Summary and Description

In order to explain the logic behind the summary and the description section, we define 3 "behind the scenes" @-tags, the first two can be physically present in DocComments.If there are no explicit @-tag at the start of the text in the DocComment, T2H "behind the scenes" assumes it has a "virtual" tag named @untaggedText at the start.

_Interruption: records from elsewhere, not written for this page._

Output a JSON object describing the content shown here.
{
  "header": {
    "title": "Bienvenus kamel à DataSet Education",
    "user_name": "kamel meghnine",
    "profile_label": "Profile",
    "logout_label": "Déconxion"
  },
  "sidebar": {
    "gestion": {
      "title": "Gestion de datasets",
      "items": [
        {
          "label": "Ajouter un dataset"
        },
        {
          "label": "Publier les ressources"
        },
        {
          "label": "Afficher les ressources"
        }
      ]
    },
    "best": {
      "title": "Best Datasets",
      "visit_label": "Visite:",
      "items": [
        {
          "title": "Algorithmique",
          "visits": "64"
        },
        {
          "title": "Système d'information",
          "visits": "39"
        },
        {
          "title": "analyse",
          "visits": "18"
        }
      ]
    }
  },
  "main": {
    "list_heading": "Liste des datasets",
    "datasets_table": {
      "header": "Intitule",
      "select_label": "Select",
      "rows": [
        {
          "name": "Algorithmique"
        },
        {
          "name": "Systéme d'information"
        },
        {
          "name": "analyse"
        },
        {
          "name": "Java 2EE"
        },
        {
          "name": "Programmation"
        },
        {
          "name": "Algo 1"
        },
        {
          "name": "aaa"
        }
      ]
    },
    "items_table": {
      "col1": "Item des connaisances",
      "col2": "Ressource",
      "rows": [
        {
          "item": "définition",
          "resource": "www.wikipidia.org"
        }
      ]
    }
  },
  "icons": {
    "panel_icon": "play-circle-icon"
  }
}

{:This is a nice DocComment. Here is sentence two.}
When processing this, Time2HELP first "transforms" it into:
{:@untaggedText This is a nice DocComment. Here is sentence two.}
Note
@untaggedText is only a "virtual" @-tag, you should never use it yourself.
Then T2H checks if there are any explicit @desc tag inside this DocComment, if so, @untaggedText gets transformed into @summary.

Example
Time2HELP internally transforms
{:This Component handles e.g. dates and stuff.
@desc It's not very good though.
}
into
{:@summary This Component handles e.g. dates and stuff.
@desc It's not very good though.
}

If there are no @summary tag nor @desc tag in the DocComment, T2H splits the @untaggedText into a @summary and @desc automatically, by looking for the end of the first sentence.

It treats:
{:This Component handles dates and stuff.
It's not very good though.
}
as equivalent to:
{:@summary This Component handles dates and stuff.
@desc It's not very good though.
}

Beware that
{:This Component handles e.g. dates and stuff.
It's not very good though.
}
is transformed into
{:@summary This Component handles f.
@desc i. dates and stuff.
It's not very good though.
}
because it splits the @summary at the first ".". To handle this properly, use:
{:This Component handles e.g. dates and stuff.
@desc It's not very good though.
}

If all you want is a summary, and it does contain a ".", you should use
{:@summary This Component handles e.g. dates and stuff.}
or (as discussed below, use the equivalent "$" shortcut):
{:$ This Component handles e.g. dates and stuff.}

Shortcuts
At the start of the DocComment, T2H supports two "shortcuts". If the first text of the "real" part of the DocComment starts with a ":", then ":" is a shortcut for @desc.

This means that
{::This is description, not summary}
is treated equivalently to
{:@desc This is description, not summary}

The second shortcut is the @summary shortcut, "$". This is useful if you have no explicit @desc in your DocComment, but still want multiple sentences in your summary, or your summary contains a false "summary terminator", like "e.g." etc.